Methods: Patients were recruited, and relevant demographic, clinical, and laboratory data were recorded. IFX serum concentrations and antibodies against IFX (ATI) were measured for therapeutic drug monitoring and modeled using NONMEM.
Results: There were 169 IFX concentrations (Crohn's disease = 73, ulcerative colitis = 92, and diagnosis undetermined = 4). Patient factors significantly associated with high IFX-CL were low albumin, high body weight, and the presence of ATI (P ≤ 0.001). Disease type did not affect IFX-CL. The typical IFX-CL was 0.381 L/d. ATI formation was associated with a 259% increase in IFX-CL. The estimated median IFX effective half-life was 5.6 ± 2.4 days. Patients with low weight are more likely to have low troughs because IFX CL is not linearly related to weight, but IFX dosing is weight-based (in mg/kg). Simulations investigating alternative dose strategies suggested that more reliably measurable concentrations over the dose interval were achieved when the dose interval was shortened than by increasing administered dose.
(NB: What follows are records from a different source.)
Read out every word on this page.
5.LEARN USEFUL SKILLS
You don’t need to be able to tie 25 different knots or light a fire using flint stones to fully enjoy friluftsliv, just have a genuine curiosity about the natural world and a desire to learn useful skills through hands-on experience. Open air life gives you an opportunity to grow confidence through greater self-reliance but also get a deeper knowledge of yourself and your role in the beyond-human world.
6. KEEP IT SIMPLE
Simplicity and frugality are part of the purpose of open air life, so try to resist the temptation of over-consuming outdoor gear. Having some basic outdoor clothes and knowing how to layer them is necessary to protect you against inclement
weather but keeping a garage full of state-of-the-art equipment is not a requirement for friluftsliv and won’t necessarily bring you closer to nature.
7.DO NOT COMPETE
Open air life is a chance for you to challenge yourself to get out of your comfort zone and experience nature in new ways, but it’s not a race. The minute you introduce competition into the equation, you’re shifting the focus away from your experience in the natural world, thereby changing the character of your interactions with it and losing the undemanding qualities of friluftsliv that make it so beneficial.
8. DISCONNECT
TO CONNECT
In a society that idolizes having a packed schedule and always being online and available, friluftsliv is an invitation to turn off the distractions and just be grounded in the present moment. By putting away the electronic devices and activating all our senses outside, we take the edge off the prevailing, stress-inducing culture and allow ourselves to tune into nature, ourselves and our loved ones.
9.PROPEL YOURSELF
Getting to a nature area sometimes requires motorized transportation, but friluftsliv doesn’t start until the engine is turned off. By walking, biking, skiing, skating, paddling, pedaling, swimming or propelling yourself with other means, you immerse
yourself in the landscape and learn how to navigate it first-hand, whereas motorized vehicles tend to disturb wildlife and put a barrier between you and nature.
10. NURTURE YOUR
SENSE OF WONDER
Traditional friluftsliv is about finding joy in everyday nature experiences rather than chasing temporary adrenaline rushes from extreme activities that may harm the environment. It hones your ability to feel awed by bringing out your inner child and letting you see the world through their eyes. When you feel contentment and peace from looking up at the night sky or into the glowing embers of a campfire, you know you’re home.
Conclusions: IFX-CL is significantly influenced by patient factors, specifically, albumin, body weight, and ATI. There should be a decreasing IFX dose interval strategy, particularly for low albumin patients. Higher starting doses may benefit low body weight patients. Pharmacokinetic models and therapeutic drug monitoring may ensure that patients maintain measurable concentrations throughout dose intervals. Individualized dosing may improve outcomes for IFX-treated patients with Crohn's disease and ulcerative colitis.